I always prided myself on being a northern girl. All that is changing and it feels weird. I have written before in this blog about how North Carolina is changing me and changing my life. After only a few months here I really feel like I am home. Sitting in my apartment, drinking a Bud Light longneck, listening to Wagon Wheel (over and over as I tend to do) and watching the sun set behind the Great Smoky Mountains I feel comfortable in my skin for the first time in 54 years.
There is a chill in the air and I don’t mean the temperature. A smoothness to life down here that I cannot understand or comprehend. All I know is that I want it. As I sat alone a few nights ago worrying about the next work day and pulling my fingernails off at the quick, I realized if I don’t let go of my old baggage nothing would change. All the things I wanted to leave behind would show up here. Same problems, different location.
If I can part with almost all my physical stuff, why can’t I unload my emotional baggage too. That’s when I realized some of my sadness of late was just because I was hanging on to things I no longer needed or wanted. If I am going to make a really fresh start then I have to say goodbye to my old friends, fret and anxiety. We’ve been together a long time but there is no place for them here in the mountains.

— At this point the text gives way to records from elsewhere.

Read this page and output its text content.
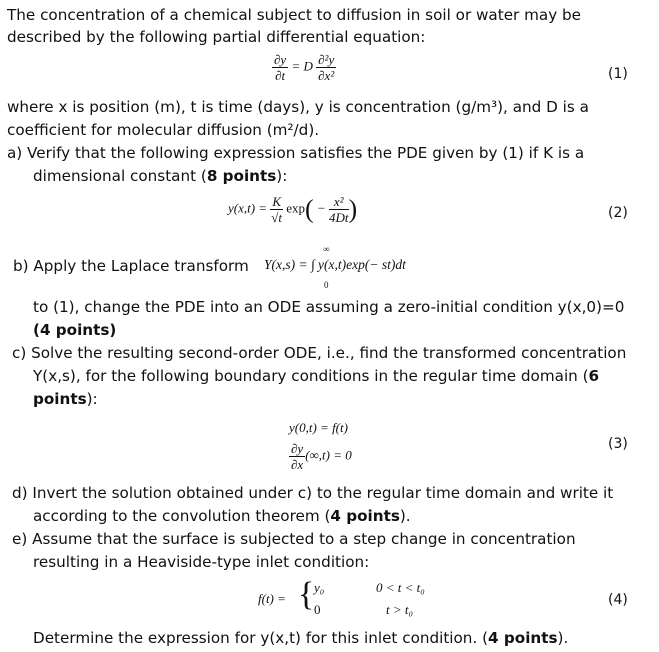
The concentration of a chemical subject to diffusion in soil or water may be
described by the following partial differential equation:
$\frac{\partial y}{\partial t} = D \frac{\text{∂²y}}{\text{∂x²}}$	(1)
where x is position (m), t is time (days), y is concentration (g/m³), and D is a
coefficient for molecular diffusion (m²/d).
a) Verify that the following expression satisfies the PDE given by (1) if K is a
dimensional constant (8 points):
$y(x,t) = \frac{K}{√t} \exp( - \frac{\text{x²}}{4Dt}$ )	(2)
b) Apply the Laplace transform Y(x,s) = ∫ y(x,t)exp(− st)dt
∞
0
to (1), change the PDE into an ODE assuming a zero-initial condition y(x,0)=0
(4 points)
c) Solve the resulting second-order ODE, i.e., find the transformed concentration
Y(x,s), for the following boundary conditions in the regular time domain (6
points):
y(0,t) = f(t)
$\frac{\partial y}{\partial x} (\infty,t) = 0$
(3)
d) Invert the solution obtained under c) to the regular time domain and write it
according to the convolution theorem (4 points).
e) Assume that the surface is subjected to a step change in concentration
resulting in a Heaviside-type inlet condition:
f(t) = { y₀	0 < t < t₀
0	t > t₀
(4)
Determine the expression for y(x,t) for this inlet condition. (4 points).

I had to take stock in my new life. I get to ride a train for work. Yes, the work is demanding and stressful but only because I have made it that way. I’m going to try to embrace my new life and start enjoying the work like I did when I first started. When I started this job you could not wipe the smile from my face, then in a short time I started to feel the grind of it all. This has happened to every job I have ever held. The joy runs out like the water from a leaky faucet. I now realize that I brought that attitude with me. It followed me on the epic journey and it followed me to the mountains. I packed it right next to my toothbrush. Today I got rid of that bad attitude. Hopefully, gone for good.
The other day at work I was walking on the rail to the car I was working on, mountains all around me, sun shining so bright it was hard to see, greetings from coworkers, and blue skies above. I walked past the immensely large diesel train engine. I was dwarfed by the size of the old girl and it started to put everything into perspective. I made my issues much larger than they actually were. Realizing that I’m just one piece of a much bigger puzzle made it easy for me to see the grind I felt was blown out of proportion. Then I noticed that the Diesel engine was dwarfed by the mountains. And the mountains were dwarfed by the sky and so on. Today’s anxieties have no place in my life, they are dwarfed next to my joy. Worrying never solved one problem anyway.
For today I want to embrace this beautiful southern vibe. I mentioned before that the mountains are healing me physically, now it’s time to let them heal me emotionally. I want to start chilling southern style. Gone are the negative emotions from my previous life, here today is peace and joy blessed from God and extended to me from my new beautiful home.